What about the other content?  I thought that I could at least try to view an archived game to see how it worked.  The archived content is no where to be found on the Comcast.net web site.  A call to customer service yielded the response that more content will be posted by the end of the month.  Forget about clips of the game highlights or previews and the fantasy hockey league.  By the time they are posted, the season will be well under way.  

A cynic would think that Comcast is trying to show that IPTV will not scale to support a large quantity of users.  That would certainly be a shot across the bow to all of the telcos and associated equipment vendors.  Think of the billions of dollars invested in bringing IPTV to market.  Comcast does not need IPTV to be successful.  They have a 1 GHz broadband plant with digitization underway that will buy them a tremendous quantity of channels.  On the other hand, the telcos have no alternative but rely on IPTV.  Their narrowband/wideband plant can only handle a couple channels at a time.  Their triple-play depends on video to add a new revenue stream.  MSO will add telephony services without a significant impact to the loading of their plant.

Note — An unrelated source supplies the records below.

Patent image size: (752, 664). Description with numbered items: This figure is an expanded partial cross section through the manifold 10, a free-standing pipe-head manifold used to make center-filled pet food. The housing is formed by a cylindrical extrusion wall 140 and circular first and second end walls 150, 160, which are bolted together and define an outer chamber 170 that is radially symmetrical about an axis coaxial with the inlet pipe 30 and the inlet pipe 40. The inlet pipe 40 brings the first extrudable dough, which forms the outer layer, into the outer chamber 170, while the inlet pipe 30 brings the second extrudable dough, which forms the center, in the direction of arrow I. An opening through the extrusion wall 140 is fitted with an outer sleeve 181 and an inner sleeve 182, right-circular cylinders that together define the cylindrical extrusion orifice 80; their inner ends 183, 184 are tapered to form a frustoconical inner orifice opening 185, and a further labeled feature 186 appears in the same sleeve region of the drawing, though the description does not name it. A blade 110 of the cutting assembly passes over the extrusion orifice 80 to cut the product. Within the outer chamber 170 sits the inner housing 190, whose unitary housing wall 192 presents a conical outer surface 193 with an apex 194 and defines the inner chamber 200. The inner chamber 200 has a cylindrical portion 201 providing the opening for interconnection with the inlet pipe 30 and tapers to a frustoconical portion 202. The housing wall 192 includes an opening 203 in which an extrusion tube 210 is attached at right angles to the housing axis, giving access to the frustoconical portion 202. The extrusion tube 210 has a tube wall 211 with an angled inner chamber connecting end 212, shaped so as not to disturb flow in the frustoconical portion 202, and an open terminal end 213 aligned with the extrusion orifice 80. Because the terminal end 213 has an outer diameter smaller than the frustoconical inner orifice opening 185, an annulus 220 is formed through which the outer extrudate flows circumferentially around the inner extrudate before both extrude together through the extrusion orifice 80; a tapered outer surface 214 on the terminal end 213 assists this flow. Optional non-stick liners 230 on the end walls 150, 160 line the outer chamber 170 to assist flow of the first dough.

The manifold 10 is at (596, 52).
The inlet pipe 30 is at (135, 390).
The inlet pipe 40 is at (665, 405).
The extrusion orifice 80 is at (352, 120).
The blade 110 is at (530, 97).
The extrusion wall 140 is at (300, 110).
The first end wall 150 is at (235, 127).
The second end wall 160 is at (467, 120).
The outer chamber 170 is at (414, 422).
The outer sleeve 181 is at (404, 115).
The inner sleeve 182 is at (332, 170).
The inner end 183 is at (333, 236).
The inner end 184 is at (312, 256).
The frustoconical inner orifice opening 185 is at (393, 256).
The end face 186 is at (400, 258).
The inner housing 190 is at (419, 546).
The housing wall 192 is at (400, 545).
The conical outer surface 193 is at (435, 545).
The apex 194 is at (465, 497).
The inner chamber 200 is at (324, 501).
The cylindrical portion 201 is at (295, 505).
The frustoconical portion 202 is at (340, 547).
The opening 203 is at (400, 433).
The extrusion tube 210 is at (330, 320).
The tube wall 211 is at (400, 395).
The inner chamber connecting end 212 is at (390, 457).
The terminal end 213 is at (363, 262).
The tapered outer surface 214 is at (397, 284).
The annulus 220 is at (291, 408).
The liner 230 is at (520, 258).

So what is really happing here?  Chances are that it is just a poorly executed trial and by the end of the month all 7.7 million Comcast High-Speed Internet users can access live NHL games and all of the rest of the content advertised.  Success with the NHL games will allow Comcast to demonstrate that IPTV works so they can deliver content to any household media device alleviating the need to network DVR and Media Center PCs.  Once again it is all about who will own the customer.    

Update:
One day later, I still cannot watch games, and technical support has been little help.  I polled others in different Comcast markets and they indicate that they are having similar problems.  Hmmmmmm, does it scale?